Hillary Clinton is expanding on her plans to crack down on corporate inversions, the controversial scheme where companies move their legal address abroad for tax reasons. Clinton rolled out a plan Wednesday in Iowa to curb a related technique dubbed earnings stripping.
“Corporations that use tax games like these end up paying a lot less to the U.S. Treasury,” she said at town hall in Waterloo, saying her plan would raise about $80 billion in increased tax revenue over 10 years. “Fundamentally this is not only about fairness. This is about patriotism. I want to raise the cost to corporations that try to get out of paying their fair share.”

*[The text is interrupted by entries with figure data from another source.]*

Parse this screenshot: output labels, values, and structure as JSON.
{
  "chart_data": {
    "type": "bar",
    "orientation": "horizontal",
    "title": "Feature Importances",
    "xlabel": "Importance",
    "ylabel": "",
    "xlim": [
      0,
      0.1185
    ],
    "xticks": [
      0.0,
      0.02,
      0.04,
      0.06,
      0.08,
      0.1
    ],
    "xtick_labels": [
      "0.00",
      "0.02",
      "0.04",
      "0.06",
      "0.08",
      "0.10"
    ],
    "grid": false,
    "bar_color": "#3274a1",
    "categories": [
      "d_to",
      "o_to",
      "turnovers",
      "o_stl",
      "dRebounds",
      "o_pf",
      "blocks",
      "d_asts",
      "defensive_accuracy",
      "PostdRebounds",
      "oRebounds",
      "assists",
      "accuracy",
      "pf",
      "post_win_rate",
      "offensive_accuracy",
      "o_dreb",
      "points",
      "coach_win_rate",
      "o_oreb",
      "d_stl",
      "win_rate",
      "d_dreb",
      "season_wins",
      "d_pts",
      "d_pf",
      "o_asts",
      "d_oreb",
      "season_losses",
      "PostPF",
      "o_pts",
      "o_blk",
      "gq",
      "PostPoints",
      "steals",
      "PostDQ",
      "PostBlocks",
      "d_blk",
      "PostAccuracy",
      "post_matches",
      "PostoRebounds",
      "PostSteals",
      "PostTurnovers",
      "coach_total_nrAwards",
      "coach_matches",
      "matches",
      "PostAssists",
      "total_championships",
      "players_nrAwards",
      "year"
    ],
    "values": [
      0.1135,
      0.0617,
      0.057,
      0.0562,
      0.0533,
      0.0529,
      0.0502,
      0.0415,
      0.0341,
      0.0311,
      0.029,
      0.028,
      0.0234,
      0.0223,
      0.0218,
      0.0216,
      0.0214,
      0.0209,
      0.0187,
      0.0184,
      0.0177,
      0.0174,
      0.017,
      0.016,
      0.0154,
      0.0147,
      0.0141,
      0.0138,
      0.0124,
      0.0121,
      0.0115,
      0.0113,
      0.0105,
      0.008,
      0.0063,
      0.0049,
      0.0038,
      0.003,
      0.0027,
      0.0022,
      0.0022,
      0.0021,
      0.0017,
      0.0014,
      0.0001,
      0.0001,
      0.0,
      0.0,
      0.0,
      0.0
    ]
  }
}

Earnings stripping includes a range of techniques companies use to limit their exposure to U.S. taxes, including moving their profits overseas to countries with lower tax rates while moving debt to the U.S.
Clinton's comments are part of the Democratic presidential front-runner's larger effort to limit inversions, including the pending merger of drug giants Pfizer and Allergan. The merger would move the combined company's legal home to Ireland, which has lower tax rates, even though most executives and operations would remain in the U.S.
All three Democratic presidential candidates, along with Republican Donald Trump, oppose that merger.
Clinton has vowed to crack down on inversions in general, calling on Congress to do so and proposing an “exit tax” on untaxed overseas earnings before corporations are allowed to give up their American residence. She said that if Congress refuses to act, she believes executive action can address the issue as well.